The specificity matters. "Modify the auth module" is not a plan. "Add rate limiting check in src/gateway/middleware.py after line 47, following the decorator pattern used in auth.py:23-47" is a plan. The more specific the plan, the less the generator needs to guess — and guessing is where models fail.

Critically, Plan.MD is a human-readable artifact. A developer can review it before generation begins and catch errors at the plan stage, where they are cheap to fix, rather than at the code stage, where they cascade.

The Context Operating System

The Context OS is the orchestration layer that ensures each model sees the right context at the right time. It manages three resources that behave like operating system primitives.

Three resources, three management strategies

Token budget as memory: A model's context window is finite. The Context OS allocates space to the most relevant context, evicts stale information, and ensures totals stay within limits. Dumping everything degrades performance the same way memory swapping does.

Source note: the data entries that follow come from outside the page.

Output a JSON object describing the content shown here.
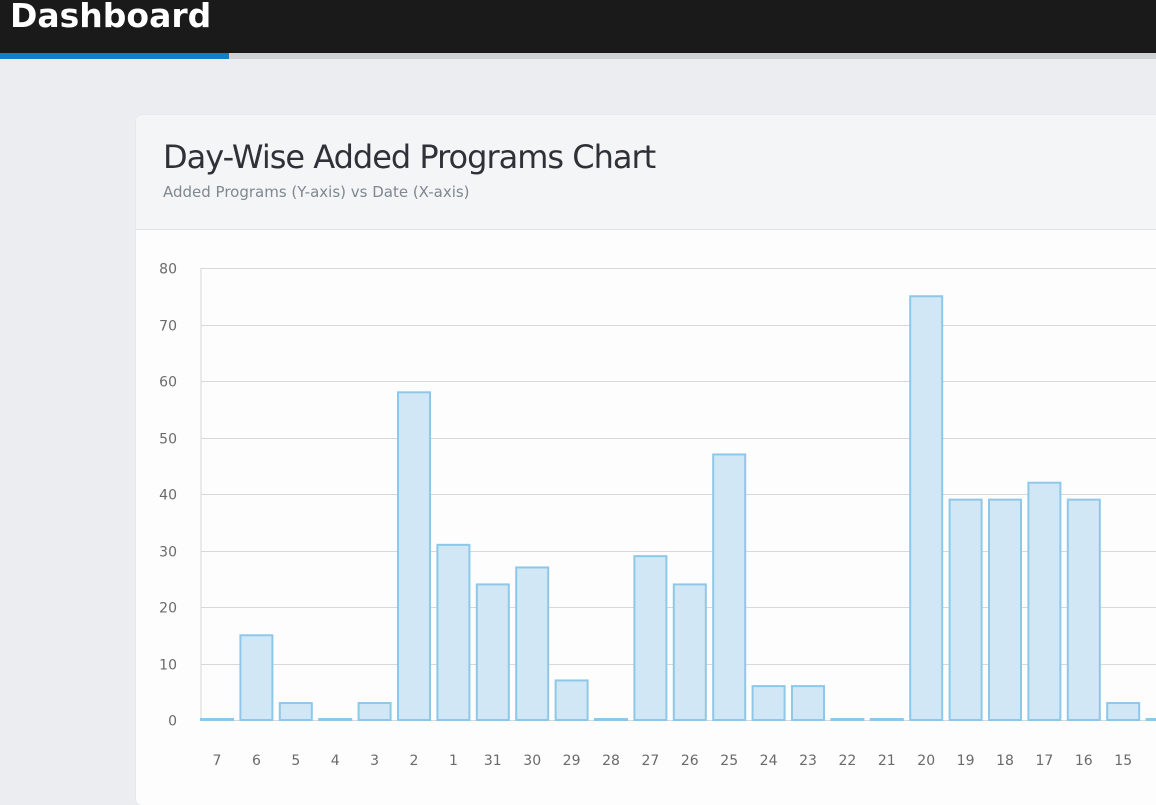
{
  "header": {
    "title": "Dashboard"
  },
  "progress": {
    "fraction": 0.198,
    "color": "#1180c9"
  },
  "card": {
    "title": "Day-Wise Added Programs Chart",
    "subtitle": "Added Programs (Y-axis) vs Date (X-axis)"
  },
  "chart_data": {
    "type": "bar",
    "title": "Day-Wise Added Programs Chart",
    "subtitle": "Added Programs (Y-axis) vs Date (X-axis)",
    "xlabel": "",
    "ylabel": "",
    "categories": [
      "7",
      "6",
      "5",
      "4",
      "3",
      "2",
      "1",
      "31",
      "30",
      "29",
      "28",
      "27",
      "26",
      "25",
      "24",
      "23",
      "22",
      "21",
      "20",
      "19",
      "18",
      "17",
      "16",
      "15"
    ],
    "values": [
      0,
      15,
      3,
      0,
      3,
      58,
      31,
      24,
      27,
      7,
      0,
      29,
      24,
      47,
      6,
      6,
      0,
      0,
      75,
      39,
      39,
      42,
      39,
      3
    ],
    "ylim": [
      0,
      80
    ],
    "yticks": [
      0,
      10,
      20,
      30,
      40,
      50,
      60,
      70,
      80
    ],
    "grid": true,
    "bar_fill": "#d2e7f5",
    "bar_stroke": "#8ec8e8"
  }
}
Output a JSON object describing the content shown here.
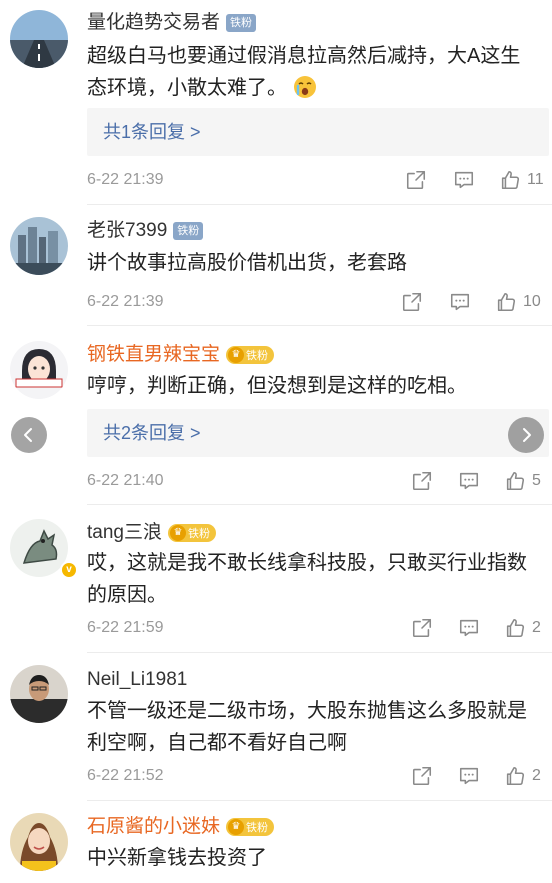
{
  "icons": {
    "share": "share-icon",
    "comment": "comment-icon",
    "like": "thumbs-up-icon"
  },
  "colors": {
    "username_orange": "#e86722",
    "reply_link": "#4a6ea9",
    "fan_badge_blue": "#8aa6c8",
    "fan_badge_gold": "#f3c43c"
  },
  "comments": [
    {
      "username": "量化趋势交易者",
      "fan_badge": "铁粉",
      "text": "超级白马也要通过假消息拉高然后减持，大A这生态环境，小散太难了。",
      "emoji": "crying-face",
      "reply_label": "共1条回复 >",
      "time": "6-22 21:39",
      "likes": "11"
    },
    {
      "username": "老张7399",
      "fan_badge": "铁粉",
      "text": "讲个故事拉高股价借机出货，老套路",
      "time": "6-22 21:39",
      "likes": "10"
    },
    {
      "username": "钢铁直男辣宝宝",
      "fan_badge": "铁粉",
      "text": "哼哼，判断正确，但没想到是这样的吃相。",
      "reply_label": "共2条回复 >",
      "time": "6-22 21:40",
      "likes": "5"
    },
    {
      "username": "tang三浪",
      "fan_badge": "铁粉",
      "text": "哎，这就是我不敢长线拿科技股，只敢买行业指数的原因。",
      "time": "6-22 21:59",
      "likes": "2"
    },
    {
      "username": "Neil_Li1981",
      "text": "不管一级还是二级市场，大股东抛售这么多股就是利空啊，自己都不看好自己啊",
      "time": "6-22 21:52",
      "likes": "2"
    },
    {
      "username": "石原酱的小迷妹",
      "fan_badge": "铁粉",
      "text": "中兴新拿钱去投资了"
    }
  ]
}
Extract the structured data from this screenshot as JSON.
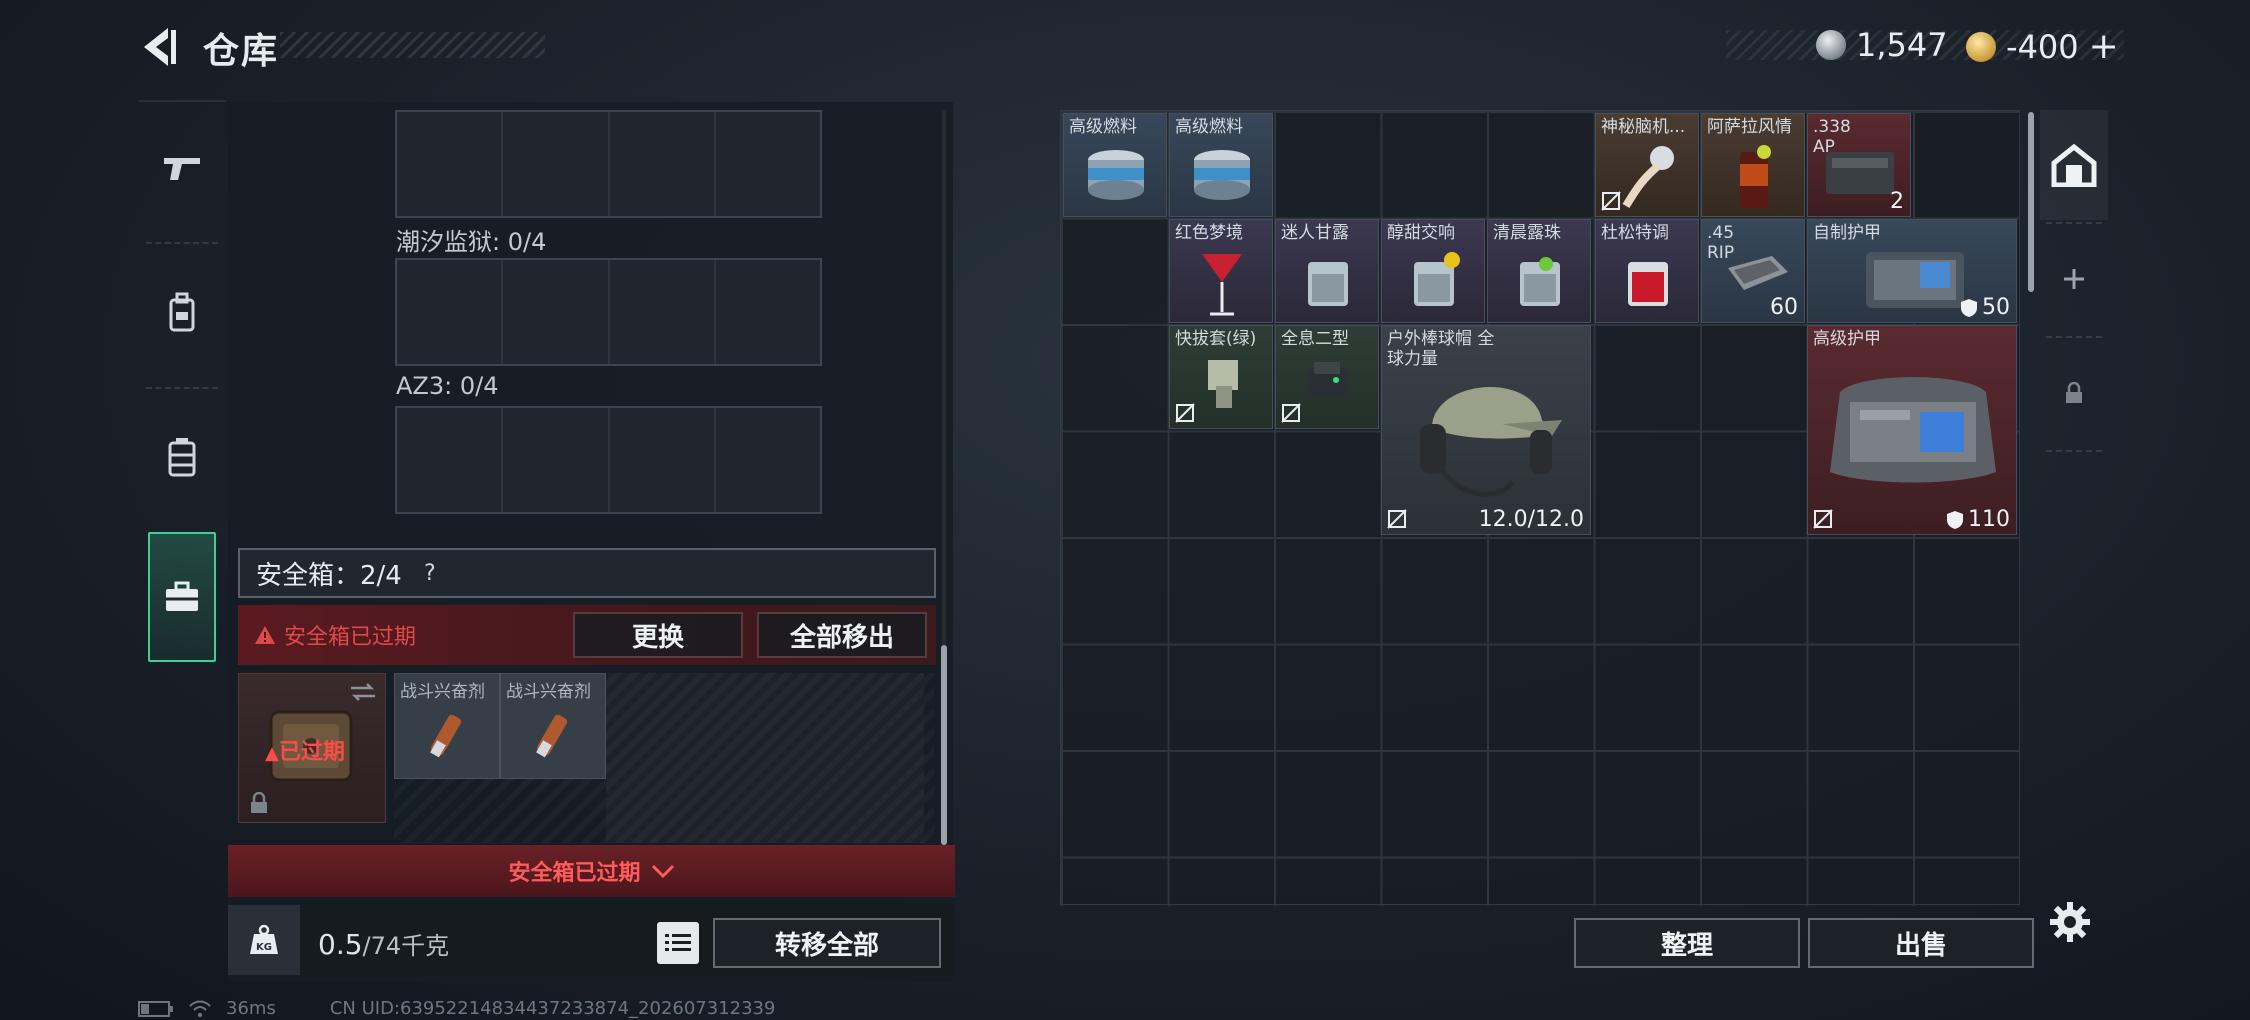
{
  "header": {
    "title": "仓库"
  },
  "currency": {
    "silver": "1,547",
    "gold": "-400",
    "gold_add": "+"
  },
  "left_tabs": [
    {
      "icon": "pistol-icon"
    },
    {
      "icon": "backpack-icon"
    },
    {
      "icon": "rig-icon"
    },
    {
      "icon": "briefcase-icon"
    }
  ],
  "containers": {
    "tide_prison_label": "潮汐监狱: 0/4",
    "az3_label": "AZ3: 0/4"
  },
  "safe_box": {
    "label": "安全箱：2/4",
    "help": "?",
    "expired_warning": "安全箱已过期",
    "replace_button": "更换",
    "remove_all_button": "全部移出",
    "expired_stamp": "已过期",
    "items": [
      "战斗兴奋剂",
      "战斗兴奋剂"
    ],
    "footer": "安全箱已过期"
  },
  "weight": {
    "value": "0.5",
    "unit": "/74千克"
  },
  "transfer_all_button": "转移全部",
  "stash": {
    "items": [
      {
        "name": "高级燃料"
      },
      {
        "name": "高级燃料"
      },
      {
        "name": "神秘脑机..."
      },
      {
        "name": "阿萨拉风情"
      },
      {
        "name": ".338 AP",
        "count": "2"
      },
      {
        "name": "红色梦境"
      },
      {
        "name": "迷人甘露"
      },
      {
        "name": "醇甜交响"
      },
      {
        "name": "清晨露珠"
      },
      {
        "name": "杜松特调"
      },
      {
        "name": ".45 RIP",
        "count": "60"
      },
      {
        "name": "自制护甲",
        "count": "50"
      },
      {
        "name": "快拔套(绿)"
      },
      {
        "name": "全息二型"
      },
      {
        "name": "户外棒球帽 全球力量",
        "count": "12.0/12.0"
      },
      {
        "name": "高级护甲",
        "count": "110"
      }
    ],
    "sort_button": "整理",
    "sell_button": "出售"
  },
  "status_bar": {
    "ping": "36ms",
    "uid": "CN UID:63952214834437233874_202607312339"
  }
}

Retrieval as I/O: Fetching context from the codebase index, documentation packs, and convention rules is analogous to disk I/O. The Context OS caches frequently-accessed context, prefetches likely-needed documentation, and batches retrieval calls.

Model routing as process scheduling: Completion requests need speed (sub-500ms). Generation requests need quality (15 seconds). Planning requests need thoroughness (30+ seconds). The Context OS routes each request to the appropriate model.

The context pipeline

When a developer makes a request, the Context OS executes six steps:

Request classification: Determine request type. Completions go directly to Tier 3. Generation and review enter the full pipeline.
Convention loading: Load CLAUDE.md (always on), path-scoped rules for relevant file types, and matching skills.
Codebase retrieval: Two-stage: lexical search (ripgrep, milliseconds, 60–70% of queries) then semantic search (Qdrant vectors, 30–40%).
Documentation retrieval: Pull version-pinned library documentation for dependencies involved.
Context assembly: Merge, rank by relevance, trim to token budget. Priority: conventions > code spans > docs > broader context.
Enriched inference: Assembled context combined with request and sent to the appropriate model.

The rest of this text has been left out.